Prei Nokor became an important outpost anchoring the eastern flank of the
Angkor Empire. It was furthest from the Thais, protected on land by the vast
forest, only having to worry about pirates from the sea.
For the next four hundred years, both Champa and the Angkor Empire kept
shrinking. In 1444, the great capital city of Angkor fell to the Thais, and
the Khmer capital was reestablished in Pnomh Penh. By 1620, as the pilgrims
were landing in Plymouth, the Khmer Empire was on its last legs, and asked
the Vietnamese for help against the Thais. The Vietnamese agreed, in return
for which the Cambodians allowed the Vietnamese to settle in the Prei Nokor
area. The Vietnamese, who called the area Ski Gon, "Woods of Kapok Trees"
wasted no time, and started sending settlers to the area. By 1698, The Cham
Empire ceased to exist, the remainder of the Chams taking to the highlands
where they can still be found today. In 1679, the Vietnamese, now
effectively controlling the area, allowed 3000 Chinese Ming soldiers,
refugees from Quang Si Province, to settle on the Dong Nai river at what is
now Bien Hoa. Four years later, the Chinese started a market at Cho Lon
(Market Big), two kilometers from the Vietnamese market and settlement of
Ben Thanh (Wallow of Buffalo-calves). |
| The remaining
Khmers were squeezed out. The area continued to grow. More Vietnamese
pioneers arrived from the north, spreading out along the waterways in the
delta and clearing more of the forest. The Vietnamese settlement became an
administrative center for the region, a base for trade and tax-collecting.

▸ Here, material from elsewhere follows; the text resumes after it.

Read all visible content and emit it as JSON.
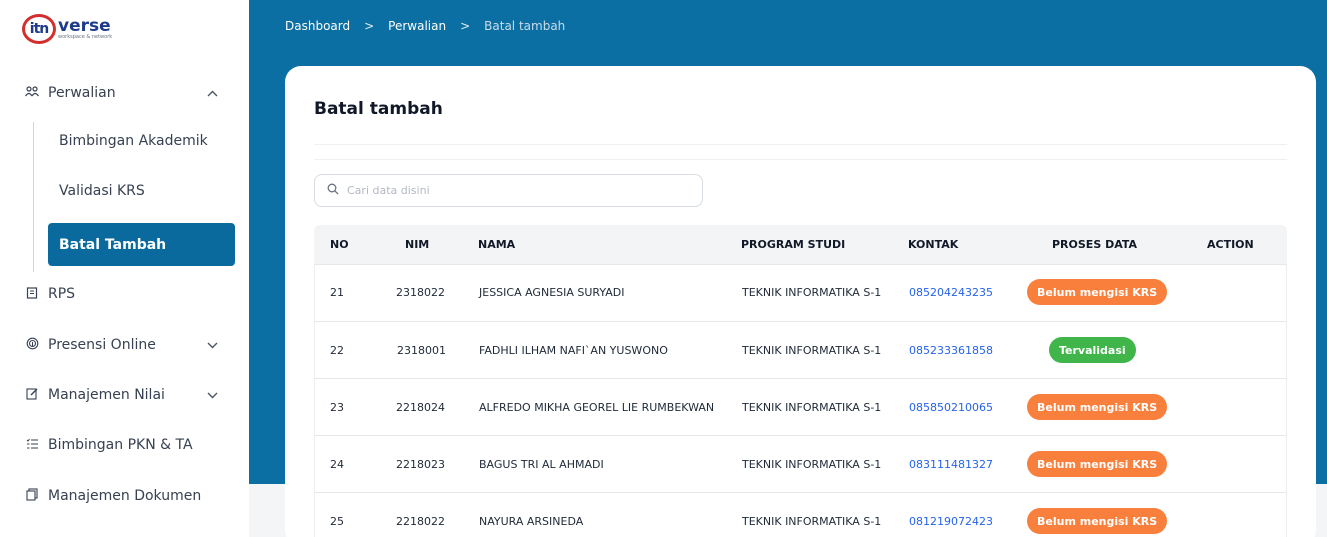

A small citadel which housed the area governor and his administrators was
built back from the river within the walls of the larger citadel. The name
of the citadel became Gia Dinh. As the Vietnamese settlers moved further
south away from the imperial capitol of Hanoi, the ruling Le Dynasty lost
control. In 1620, the Nguyen family had broken from the empire and
established their own dynasty, with their capitol at Hue. There was constant
warfare between the two. By 1772, the rule of both dynasties had become so
oppressive that the peasants were ready for a revolution. Three brothers
from the town of Tay Son in central Vietnam seized the opportunity and led
the rebellion. (Nguyen Hue Avenue is named for one of the brothers). In
1777, their forces captured the fort at Gia Dinh (at that time in District
One), as well as the capital of Hue. The royal family were executed, with
the exception of one prince, Nguyen Anh. The Tay Son brothers went on to
capture the northern provinces, ending the rule of the Le. Nguyen Anh,
however, with the help of the French bishop Behaine, raised an army and
recaptured Gia Dinh in 1788 . He went on to capture the rest of the country,
and in 1802 declared himself Emperor Gia Long of the whole of Vietnam. In
1790, 30,000 people were put to work building a fort in Gia Dinh. The walls
were 12 feet high and 7 feet thick. The fort covered the area between what
is now the zoo and the old Presidential Palace. The walls were surrounded by
holes full of punji stakes, bamboo fences and hedges of cactus. The fort was
built in the shape of an octagon to match the eight trigrams of the Book of
Changes. Inside the fort were the royal storehouses and the offices of the
governor. With the building of the fort, Gia Dinh was established as the
administrative center of the southern third of the country. |
|

The first American visitor of record to Gia
Dinh was Captain John White of Salem, Massachusetts. He arrived in 1820 to
try and trade with the Vietnamese. After two months of dealing with
bureaucracy, he finally left with a shipload of sugar.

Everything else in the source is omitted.